Beer and Bacon Jam - an intensely flavourful accompaniment to grilled chicken or pork, with steak or on burgers.
Course BBQ/Grilling
Cuisine North American
Prep Time 15 minutes
Cook Time 1 hour
Total Time 1 hour 15 minutes
Servings 2 cups jam (aprox.)
Author Barry C. Parsons

Ingredients

  • ½ pound smoked bacon
  • 3 tbsp butter
  • 6 large finely diced red onions
  • 6 cloves minced garlic
  • 1 tsp freshly ground black pepper
  • ½ cup maple syrup
  • ¼ cup balsamic vinegar
  • 8 ounces dark stout beer (or one cup brewed coffee works very well)
  • ½ tsp dry thyme

Instructions

  1. Cut the bacon into ¼ inch pieces and fry slowly over medium low to medium heat until all the fat has been rendered out and the bacon is crispy, resembling bacon bits.
  2. Drain off all the fat and add the butter, red onion, garlic and black pepper.
  3. Cook over medium low heat for about 20 minutes until the onions have reduced considerably and caramelized.
  4. Add the maple syrup, balsamic vinegar, beer(or coffee) and thyme.
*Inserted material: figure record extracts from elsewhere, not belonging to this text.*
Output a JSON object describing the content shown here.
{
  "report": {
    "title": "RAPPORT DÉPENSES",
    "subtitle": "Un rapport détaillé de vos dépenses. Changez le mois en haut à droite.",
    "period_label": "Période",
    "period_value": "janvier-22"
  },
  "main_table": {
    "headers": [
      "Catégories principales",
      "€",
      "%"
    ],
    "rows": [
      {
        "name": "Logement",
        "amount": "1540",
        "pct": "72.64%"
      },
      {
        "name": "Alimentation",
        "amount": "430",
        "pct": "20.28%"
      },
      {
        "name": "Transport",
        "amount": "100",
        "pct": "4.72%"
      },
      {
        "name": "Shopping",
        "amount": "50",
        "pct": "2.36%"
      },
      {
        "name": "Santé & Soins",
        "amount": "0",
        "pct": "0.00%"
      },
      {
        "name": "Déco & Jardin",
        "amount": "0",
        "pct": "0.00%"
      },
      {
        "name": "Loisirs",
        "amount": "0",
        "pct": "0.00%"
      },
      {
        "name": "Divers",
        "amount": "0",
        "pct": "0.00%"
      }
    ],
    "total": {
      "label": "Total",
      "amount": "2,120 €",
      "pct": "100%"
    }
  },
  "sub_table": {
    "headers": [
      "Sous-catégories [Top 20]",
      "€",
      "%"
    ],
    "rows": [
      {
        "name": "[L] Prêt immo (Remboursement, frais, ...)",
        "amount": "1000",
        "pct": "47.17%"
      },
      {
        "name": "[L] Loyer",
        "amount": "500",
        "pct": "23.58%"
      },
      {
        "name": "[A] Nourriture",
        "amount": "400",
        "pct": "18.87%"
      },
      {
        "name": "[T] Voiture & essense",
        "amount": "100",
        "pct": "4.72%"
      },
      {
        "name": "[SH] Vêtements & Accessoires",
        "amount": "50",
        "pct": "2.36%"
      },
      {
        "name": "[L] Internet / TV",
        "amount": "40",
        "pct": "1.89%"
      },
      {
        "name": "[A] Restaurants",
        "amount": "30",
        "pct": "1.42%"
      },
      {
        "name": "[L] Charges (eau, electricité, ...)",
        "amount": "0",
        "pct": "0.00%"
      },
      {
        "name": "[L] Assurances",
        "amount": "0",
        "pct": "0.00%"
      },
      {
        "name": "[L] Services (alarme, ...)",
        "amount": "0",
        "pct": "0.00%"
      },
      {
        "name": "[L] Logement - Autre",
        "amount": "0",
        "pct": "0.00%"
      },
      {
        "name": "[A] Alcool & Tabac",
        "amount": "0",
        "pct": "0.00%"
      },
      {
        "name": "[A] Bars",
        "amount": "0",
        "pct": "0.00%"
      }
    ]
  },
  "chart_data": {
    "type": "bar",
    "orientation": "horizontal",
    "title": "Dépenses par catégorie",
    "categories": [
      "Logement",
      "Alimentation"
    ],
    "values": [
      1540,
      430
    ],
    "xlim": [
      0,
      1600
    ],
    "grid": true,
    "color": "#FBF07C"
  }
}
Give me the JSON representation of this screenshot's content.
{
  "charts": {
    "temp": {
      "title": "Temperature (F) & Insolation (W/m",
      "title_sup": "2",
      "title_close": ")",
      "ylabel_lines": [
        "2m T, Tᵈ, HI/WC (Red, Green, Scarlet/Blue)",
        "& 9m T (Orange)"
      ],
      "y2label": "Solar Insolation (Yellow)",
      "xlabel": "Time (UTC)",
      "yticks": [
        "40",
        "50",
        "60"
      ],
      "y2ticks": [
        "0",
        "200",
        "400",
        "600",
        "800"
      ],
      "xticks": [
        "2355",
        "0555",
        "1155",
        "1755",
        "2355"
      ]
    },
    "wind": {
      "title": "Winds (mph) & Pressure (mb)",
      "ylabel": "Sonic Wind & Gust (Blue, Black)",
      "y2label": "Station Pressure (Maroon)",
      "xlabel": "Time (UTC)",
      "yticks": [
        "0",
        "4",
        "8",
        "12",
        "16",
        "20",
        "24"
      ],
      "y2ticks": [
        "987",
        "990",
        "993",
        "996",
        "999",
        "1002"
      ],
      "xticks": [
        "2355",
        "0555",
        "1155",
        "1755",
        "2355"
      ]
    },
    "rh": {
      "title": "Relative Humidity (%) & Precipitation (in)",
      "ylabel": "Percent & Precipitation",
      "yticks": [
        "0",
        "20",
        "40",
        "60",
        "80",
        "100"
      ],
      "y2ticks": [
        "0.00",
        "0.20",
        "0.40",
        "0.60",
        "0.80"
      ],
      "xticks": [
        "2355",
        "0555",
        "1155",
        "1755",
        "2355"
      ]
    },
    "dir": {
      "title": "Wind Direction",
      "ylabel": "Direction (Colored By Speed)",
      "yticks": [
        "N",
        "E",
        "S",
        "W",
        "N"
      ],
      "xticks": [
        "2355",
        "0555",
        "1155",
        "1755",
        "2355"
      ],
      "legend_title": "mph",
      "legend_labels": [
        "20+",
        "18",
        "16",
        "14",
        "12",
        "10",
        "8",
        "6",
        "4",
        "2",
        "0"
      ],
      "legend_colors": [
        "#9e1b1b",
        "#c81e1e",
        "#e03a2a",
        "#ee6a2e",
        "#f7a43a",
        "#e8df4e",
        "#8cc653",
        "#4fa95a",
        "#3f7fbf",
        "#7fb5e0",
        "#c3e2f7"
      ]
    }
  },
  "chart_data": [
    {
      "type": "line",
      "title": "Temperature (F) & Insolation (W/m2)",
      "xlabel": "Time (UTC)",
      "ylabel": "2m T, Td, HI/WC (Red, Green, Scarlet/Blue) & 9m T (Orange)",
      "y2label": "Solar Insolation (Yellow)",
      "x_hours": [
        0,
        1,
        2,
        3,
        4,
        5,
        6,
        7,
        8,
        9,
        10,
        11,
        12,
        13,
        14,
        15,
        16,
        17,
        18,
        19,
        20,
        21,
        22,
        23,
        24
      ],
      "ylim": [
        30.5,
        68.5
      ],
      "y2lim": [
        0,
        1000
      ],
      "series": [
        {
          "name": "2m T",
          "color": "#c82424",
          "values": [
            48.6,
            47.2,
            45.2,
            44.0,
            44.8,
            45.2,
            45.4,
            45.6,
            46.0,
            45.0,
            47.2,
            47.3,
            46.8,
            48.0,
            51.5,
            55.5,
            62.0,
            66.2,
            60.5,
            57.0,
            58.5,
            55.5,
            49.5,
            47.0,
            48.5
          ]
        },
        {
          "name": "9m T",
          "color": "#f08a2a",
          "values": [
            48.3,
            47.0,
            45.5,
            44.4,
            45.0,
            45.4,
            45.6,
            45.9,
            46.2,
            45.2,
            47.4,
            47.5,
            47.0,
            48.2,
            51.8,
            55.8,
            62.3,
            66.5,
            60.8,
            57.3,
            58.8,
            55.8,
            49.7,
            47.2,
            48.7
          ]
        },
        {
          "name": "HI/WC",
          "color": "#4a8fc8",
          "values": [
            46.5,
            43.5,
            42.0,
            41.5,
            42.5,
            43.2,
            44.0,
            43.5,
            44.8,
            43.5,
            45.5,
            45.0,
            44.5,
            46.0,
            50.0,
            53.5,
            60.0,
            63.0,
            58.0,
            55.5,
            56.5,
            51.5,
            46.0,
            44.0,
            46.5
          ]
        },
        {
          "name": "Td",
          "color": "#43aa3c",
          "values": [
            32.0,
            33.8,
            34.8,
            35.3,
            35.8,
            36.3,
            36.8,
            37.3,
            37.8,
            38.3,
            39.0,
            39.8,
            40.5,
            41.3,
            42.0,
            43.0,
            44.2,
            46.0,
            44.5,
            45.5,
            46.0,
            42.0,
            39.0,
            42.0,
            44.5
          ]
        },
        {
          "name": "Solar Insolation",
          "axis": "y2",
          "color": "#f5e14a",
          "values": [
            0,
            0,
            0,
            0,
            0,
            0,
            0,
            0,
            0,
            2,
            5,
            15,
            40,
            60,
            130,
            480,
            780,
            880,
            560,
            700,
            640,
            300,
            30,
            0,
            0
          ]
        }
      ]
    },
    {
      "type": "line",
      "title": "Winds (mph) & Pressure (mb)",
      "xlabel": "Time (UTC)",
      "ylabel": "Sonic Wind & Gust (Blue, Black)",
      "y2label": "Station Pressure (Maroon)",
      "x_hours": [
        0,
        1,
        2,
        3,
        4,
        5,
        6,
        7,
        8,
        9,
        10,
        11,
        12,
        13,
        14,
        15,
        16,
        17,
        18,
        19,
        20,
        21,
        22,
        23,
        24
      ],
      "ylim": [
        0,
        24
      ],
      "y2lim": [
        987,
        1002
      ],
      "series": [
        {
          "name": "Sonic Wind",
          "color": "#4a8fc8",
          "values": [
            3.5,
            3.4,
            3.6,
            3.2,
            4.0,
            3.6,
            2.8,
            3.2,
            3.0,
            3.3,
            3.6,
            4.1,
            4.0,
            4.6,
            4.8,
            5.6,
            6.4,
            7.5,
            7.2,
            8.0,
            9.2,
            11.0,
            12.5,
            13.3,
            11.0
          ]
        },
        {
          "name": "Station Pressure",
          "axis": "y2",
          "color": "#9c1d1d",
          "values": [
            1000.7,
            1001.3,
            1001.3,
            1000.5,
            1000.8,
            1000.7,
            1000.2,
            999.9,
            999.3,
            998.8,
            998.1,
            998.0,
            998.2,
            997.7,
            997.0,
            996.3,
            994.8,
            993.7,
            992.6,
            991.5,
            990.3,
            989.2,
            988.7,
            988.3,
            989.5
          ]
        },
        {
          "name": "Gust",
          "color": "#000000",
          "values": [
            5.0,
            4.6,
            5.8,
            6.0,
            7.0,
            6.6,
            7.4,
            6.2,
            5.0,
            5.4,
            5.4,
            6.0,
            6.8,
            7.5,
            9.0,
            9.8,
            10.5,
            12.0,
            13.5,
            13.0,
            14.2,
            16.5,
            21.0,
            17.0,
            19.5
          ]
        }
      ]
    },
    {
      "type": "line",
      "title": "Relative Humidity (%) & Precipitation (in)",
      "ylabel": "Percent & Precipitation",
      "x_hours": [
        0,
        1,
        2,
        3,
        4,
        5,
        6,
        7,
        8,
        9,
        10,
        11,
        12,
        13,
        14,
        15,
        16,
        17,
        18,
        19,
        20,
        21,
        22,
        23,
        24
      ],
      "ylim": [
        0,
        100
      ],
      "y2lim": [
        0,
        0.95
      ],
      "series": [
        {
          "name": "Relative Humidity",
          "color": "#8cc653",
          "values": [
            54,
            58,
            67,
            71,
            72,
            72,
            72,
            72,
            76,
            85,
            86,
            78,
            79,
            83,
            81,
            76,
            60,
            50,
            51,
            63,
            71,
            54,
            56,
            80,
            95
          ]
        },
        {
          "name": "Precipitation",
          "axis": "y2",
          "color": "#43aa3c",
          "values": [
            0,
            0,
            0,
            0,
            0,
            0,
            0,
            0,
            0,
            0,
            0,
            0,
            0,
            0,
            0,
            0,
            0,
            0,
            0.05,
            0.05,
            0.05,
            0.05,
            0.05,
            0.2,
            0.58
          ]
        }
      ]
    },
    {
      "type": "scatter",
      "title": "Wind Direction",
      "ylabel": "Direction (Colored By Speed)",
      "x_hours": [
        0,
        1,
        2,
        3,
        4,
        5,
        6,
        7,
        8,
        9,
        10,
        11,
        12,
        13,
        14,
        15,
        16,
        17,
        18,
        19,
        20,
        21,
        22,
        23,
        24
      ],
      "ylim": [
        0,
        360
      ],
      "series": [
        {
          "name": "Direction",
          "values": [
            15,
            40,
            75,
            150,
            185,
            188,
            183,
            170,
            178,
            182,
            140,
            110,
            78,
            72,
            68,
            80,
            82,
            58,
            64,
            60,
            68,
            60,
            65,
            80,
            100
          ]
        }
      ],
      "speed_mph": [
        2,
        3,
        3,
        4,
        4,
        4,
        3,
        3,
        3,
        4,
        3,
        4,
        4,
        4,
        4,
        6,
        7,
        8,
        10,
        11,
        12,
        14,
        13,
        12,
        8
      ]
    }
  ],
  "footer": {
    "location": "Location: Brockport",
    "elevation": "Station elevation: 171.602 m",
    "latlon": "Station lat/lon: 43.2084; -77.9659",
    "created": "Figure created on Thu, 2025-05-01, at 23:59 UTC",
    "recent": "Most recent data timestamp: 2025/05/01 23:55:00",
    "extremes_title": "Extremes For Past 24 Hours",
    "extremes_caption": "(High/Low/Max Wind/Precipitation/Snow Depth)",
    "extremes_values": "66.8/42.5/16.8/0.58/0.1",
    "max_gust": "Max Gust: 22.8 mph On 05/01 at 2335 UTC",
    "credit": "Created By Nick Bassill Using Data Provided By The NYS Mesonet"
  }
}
Simmer very slowly and reduce this mixture for another 20 minutes or more, until it reaches a jam-like consistency. Pay close attention to the jam, stirring often until practically all of the liquid boils off.
  5. Serve warm or reheat a little at a tie in the microwave for a few seconds as needed.
  6. This jam will last for several days in sealed container/s in the fridge or for much longer if you choose to make a large batch and follow proper canning/bottling procedures.
  7. If keeping for longer than a week, use the pressure canning method recommended by the jar manufacturer.